Também em tempos, Glenn McCartney, professor do Instituto de Formação Turística e investigador sobre o jogo, analisou o impacto que o jogo teria na economia do território, questionando-se depois se o investimento que o Governo actual estava fazer na promoção do turismo cultural não seria um investimento em vão, já que este corria o perigo de passar a segundo plano, tomando o lugar na proa as novas indústrias do entretenimento. «Será que há um qualquer elo de ligação entre a política de desenvolvimento turístico e a estratégia de preservação cultural?». Foi a questão que ele levantou. Uma boa questão.

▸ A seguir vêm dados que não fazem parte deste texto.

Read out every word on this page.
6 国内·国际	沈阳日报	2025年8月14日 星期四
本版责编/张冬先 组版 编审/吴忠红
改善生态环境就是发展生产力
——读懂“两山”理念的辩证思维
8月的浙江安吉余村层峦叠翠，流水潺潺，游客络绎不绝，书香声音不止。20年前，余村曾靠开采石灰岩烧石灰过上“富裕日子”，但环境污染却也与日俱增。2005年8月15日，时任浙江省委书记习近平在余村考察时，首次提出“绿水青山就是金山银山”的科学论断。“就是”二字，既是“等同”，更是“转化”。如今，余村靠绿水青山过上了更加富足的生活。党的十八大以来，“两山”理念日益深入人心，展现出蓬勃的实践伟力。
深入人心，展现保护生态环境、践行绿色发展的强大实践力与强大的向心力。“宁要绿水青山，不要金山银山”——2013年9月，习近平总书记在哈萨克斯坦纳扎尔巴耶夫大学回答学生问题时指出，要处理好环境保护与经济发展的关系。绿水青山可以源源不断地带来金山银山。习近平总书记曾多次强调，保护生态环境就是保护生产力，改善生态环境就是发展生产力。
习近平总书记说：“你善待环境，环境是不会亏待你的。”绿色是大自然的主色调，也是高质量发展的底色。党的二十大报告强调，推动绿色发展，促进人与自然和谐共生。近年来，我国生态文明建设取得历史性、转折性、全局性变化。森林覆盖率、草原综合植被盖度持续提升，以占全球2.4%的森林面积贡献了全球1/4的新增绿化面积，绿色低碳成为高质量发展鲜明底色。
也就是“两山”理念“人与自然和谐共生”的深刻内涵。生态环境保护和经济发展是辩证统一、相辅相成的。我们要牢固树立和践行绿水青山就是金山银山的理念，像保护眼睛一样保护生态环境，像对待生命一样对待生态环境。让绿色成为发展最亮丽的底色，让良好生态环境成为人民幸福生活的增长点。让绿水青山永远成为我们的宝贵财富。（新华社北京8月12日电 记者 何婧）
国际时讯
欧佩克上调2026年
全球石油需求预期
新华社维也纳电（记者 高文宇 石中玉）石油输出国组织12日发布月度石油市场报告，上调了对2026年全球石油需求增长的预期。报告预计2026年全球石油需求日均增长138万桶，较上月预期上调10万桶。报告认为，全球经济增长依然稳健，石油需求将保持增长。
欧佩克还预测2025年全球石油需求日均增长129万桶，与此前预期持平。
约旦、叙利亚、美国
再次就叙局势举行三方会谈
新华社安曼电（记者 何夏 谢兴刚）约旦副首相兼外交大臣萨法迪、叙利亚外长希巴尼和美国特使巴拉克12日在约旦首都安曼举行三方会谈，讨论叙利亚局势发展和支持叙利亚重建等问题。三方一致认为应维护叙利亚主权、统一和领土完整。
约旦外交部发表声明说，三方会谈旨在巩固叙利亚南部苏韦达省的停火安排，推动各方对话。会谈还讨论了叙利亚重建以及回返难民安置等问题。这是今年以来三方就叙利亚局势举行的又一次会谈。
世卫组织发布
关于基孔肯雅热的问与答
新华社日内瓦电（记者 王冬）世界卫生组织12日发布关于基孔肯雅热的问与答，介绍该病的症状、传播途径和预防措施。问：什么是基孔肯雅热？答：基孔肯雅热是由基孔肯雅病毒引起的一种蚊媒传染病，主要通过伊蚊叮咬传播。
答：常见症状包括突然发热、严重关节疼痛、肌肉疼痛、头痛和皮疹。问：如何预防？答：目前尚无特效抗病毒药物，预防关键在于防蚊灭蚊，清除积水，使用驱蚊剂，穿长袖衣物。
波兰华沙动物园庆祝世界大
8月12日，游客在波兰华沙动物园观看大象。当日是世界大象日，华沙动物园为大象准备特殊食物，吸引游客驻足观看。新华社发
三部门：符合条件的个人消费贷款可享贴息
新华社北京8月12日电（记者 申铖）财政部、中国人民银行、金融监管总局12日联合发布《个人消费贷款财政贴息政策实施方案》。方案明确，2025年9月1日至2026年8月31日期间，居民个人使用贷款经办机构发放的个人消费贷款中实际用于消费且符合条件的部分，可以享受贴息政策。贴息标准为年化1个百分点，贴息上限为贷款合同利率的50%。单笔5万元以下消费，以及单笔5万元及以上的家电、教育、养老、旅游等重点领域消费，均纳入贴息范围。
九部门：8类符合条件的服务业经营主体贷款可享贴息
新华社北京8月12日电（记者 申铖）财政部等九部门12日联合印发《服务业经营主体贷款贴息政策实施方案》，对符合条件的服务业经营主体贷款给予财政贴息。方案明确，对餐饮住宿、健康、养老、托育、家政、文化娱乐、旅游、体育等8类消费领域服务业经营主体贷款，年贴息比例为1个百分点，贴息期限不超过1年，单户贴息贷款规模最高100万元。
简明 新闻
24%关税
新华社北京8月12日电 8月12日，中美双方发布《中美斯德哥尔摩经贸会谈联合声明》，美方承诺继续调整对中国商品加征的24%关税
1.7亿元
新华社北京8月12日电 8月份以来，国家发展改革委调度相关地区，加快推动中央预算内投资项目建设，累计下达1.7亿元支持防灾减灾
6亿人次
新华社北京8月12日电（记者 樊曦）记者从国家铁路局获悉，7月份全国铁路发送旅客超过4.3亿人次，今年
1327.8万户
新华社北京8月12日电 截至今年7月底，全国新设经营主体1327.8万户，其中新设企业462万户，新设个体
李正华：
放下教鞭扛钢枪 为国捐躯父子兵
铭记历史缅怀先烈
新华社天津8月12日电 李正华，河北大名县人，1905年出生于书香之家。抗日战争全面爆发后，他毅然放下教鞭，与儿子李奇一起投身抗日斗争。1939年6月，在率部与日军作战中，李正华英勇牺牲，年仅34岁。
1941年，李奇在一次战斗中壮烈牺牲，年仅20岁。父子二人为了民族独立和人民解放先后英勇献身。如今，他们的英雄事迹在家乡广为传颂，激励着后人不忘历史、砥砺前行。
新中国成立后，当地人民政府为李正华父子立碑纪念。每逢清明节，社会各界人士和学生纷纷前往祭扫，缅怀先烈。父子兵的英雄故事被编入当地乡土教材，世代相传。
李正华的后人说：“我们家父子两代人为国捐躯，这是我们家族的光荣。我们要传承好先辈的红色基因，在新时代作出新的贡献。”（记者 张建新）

Depois de fazer uma análise ao historial do jogo – das casas ilegais à liberalização, passando pelo monopólio de longos anos – ao seu peso na indústria de turismo local, no tecido social (postos de trabalho), o impacto que teria «numa outrora pacata cidade», o expectável influxo de expatriados e visitantes, McCartney salientou, em jeito de alerta, a irrelevância de coisas como o património ou herança cultural na perspectiva de quem, de uma forma pura e dura, gere a actividade dos casinos. O que quer dizer que não pudéssemos esperar da parte dos promotores do jogo grande sensibilidade nesta matéria. Daí a importância do Governo, que durante tantos anos promoveu Macau como uma cidade da cultura, ter sensibilizado os cidadãos para esta realidade, sobretudo os mais jovens. Coisa que não fez. Não esqueçamos que são os jovens os mais influentes e, porventura, os mais receptivos às novas realidades. Convém, por isso, que não percam o pé, e que, munidos de alguma bagagem caseira, se apercebam que isso de interculturalidade não tem barreiras. Talvez ainda se vá a tempo de fazer esse fundamental trabalho de casa.
Falou-se ainda no impacto social dos casinos nos residentes de Macau, muitos deles economicamente dependentes da indústria, e da proximidade das casas de jogo das residências e dos estabelecimentos comerciais, uma realidade que remonta a 1850.
O jogo é parte integrante da sociedade local, como bem salientaram alguns artistas que ao longo dos séculos visitaram Macau ou que aqui viveram. Prova disso as obras do pintor George Chinnery: “Players”, “Group of Street Players and Smoker”, “Players and a Mother and Child”, “Players and Figure at Market” e “Street Players”, todas elas sob o signo do jogo. Essa é uma realidade sobre a qual se fez ainda muita pouca investigação, nomeadamente no que respeita ao significado das culturas de jogo tradicionais que antecederam o início das apostas em grande escala nos casinos. O ideal é que a cultura se desenvolva, em parceria se possível, na pior das hipóteses em paralelo, com a indústria de entretenimento como forma conjunta de cativar turistas. Há que evitar a todo o custo que a cultura e herança patrimonial se transformem em meros componentes do produto turístico, acessórios, uma comodidade mais ou menos exótica.